Residents of Bududa District were on Tuesday June 6, 2019 thrown into pandemonium as fresh landslides hit their area washing away villages and leaving five people dead, 17 injured and more than 400 homeless.
The latest Bududa landslip brought the number of deadly mudslides to have hit the Eastern Uganda town to five in a space of 10 years.
The other devasting mudslides to have hit Bududa, a district that surrounds Mt. Elgon, occurred in 2010, 2011, 2012 and October 2018.
More than 500 people have lost their lives in these natural disasters and thousands have been internally displaced.
A recent report by the International Displacement Unit (IDU) placed the number of internally displaced people as a result of natural disasters in Uganda now at 95,000.
According to the unit, Uganda has East Africa’s highest number of people who live as internal refugees due to natural disasters followed by South Sudan with 75,000people while Kenya sits third with 35,000 people.
At 1,900, Tanzania has the lowest number of people displaced by disasters, which experts say, has everything to do with the country’s favorable terrain, a vast forest cover and lower population density when compared to the other East African states.
Rwanda on the other hand, with 5,000, has the second-lowest number of people internally displaced by disasters.
Rwanda has the highest population density in the region and it also occupies a part of East Africa that is prone to landslides like those that continue to hammer Bududa and other areas surrounding Mt Elgon.
Just like the areas that surround Mt.

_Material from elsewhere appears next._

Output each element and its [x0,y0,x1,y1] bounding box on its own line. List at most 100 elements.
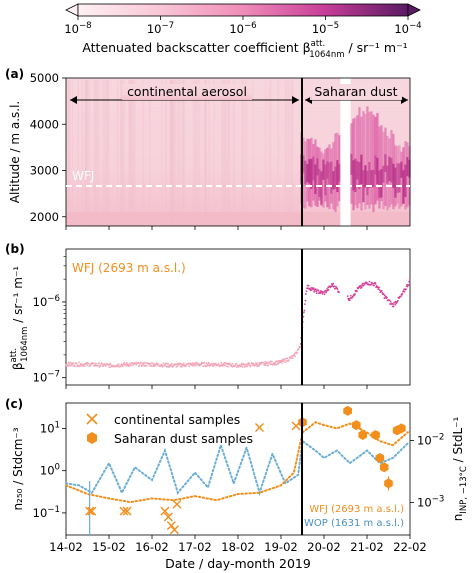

Elgon, Rwanda’s terrain is hilly and volcanic too.
Francis Ogwang, a soil scientist and lecturer in the department of Forestry at Makerere University, attributes the incessant Bududa mudslides to the loose soil type around here.
“Loose volcanic soil and high population density, lead to overuse of the land for agriculture,” he said. “This makes the soil weak and therefore prone to landslides.”
But Alphonse Hishamunda, Rwanda’s acting director of risk reduction and preparedness, says his government has been able to work around the problems and reduced the number of people affected by these kinds of natural disasters.
One method employed by Rwanda is the relocation of the survivors and potential victims of natural disasters.
Mr Hashimunda says that in the 2018/2019 financial year, Rwanda allocated RFW6 billion ($ 6.7 million) to the process of relocating people affected by rain fall last year.
In May 2018, heavy rains triggered landslides in the Muhabura ranges, displacing 30 people in Rwanda and destroying parts of the road from Kigali to Gatuna border and Katuna to Kabale town in Uganda.
This money will also be used on a plan to relocate all people currently living in landslide prone areas.
By 2024, Mr. Hashimunda says that Rwanda will have relocated all people living in natural disaster-prone areas to model villages under their integrated development project.
Uganda has and continues to also employ the strategy of relocating survivors and people in landslide prone areas.
Relocation of people from Bududa commenced on May 21, 2019.
The exercise started with 10 families in Bukalasi Sub County.
Some of the survivors could not hold back their tears as their names were read out to board waiting vans availed by the office of the Prime Minister of Uganda.
According to Mugera Issac, the Communications Officer in the office of the Prime Minister, they started with the relocation of families living in extremely dangerous areas.
Mugera said that they plan to construct over 900 houses in Bulambuli for the displaced families. They have so far completed 101 houses.
“Relocation is being determined by the level of risk,” he added. “We have families that lost their houses and those whose homes are at risk of being damaged by overhanging rocks.”
The three-bed roomed houses, according to Mugera, have electricity, piped water and a kitchen among other amenities.
Each family will also receive three acres of land and will be fed by the government for at least a year.
Despite these relocation efforts by government, experts maintain that it will be of great help if keen attention is paid to initiatives to improve the stability of soils in these landslide areas.
A case of preventing rather than waiting to cure.
Restoration of eco-systems
In 2010, the government of Uganda received a Sustainable Land Management (SLM) loan $245million (approximately Shs900billion) to facilitate the restoration of ecosystems in different parts of the country, especially in areas around mount Elgon and the Muhabura mountain range.
But the Bududa district chairman Mr Wilson Watira told Wild Kanda that Implementation of the SLM program in his area has been ineffective.
They have only launched the program in a paltry four of the district’s 377 villages.
Even where it was implemented, Kalema Solomon, spokesman of the Ministry of Agriculture which was implementing the program, says it had minimal impact.
Mr Kalema, however, said that the SLM program was most effective in areas around the Muhabura ranges, because people there had been terracing their land. So reintroduction to this practice, which is also common across the border in Rwanda, was easier.
According to Dr Vettes Kato, who implemented SLM in the Muhabura ranges, terracing and growing appropriate trees in terrace boundaries reduce the occurrence of landslide.
Wild Kanda is also investigating allegations of corruption in the SLM program in Uganda.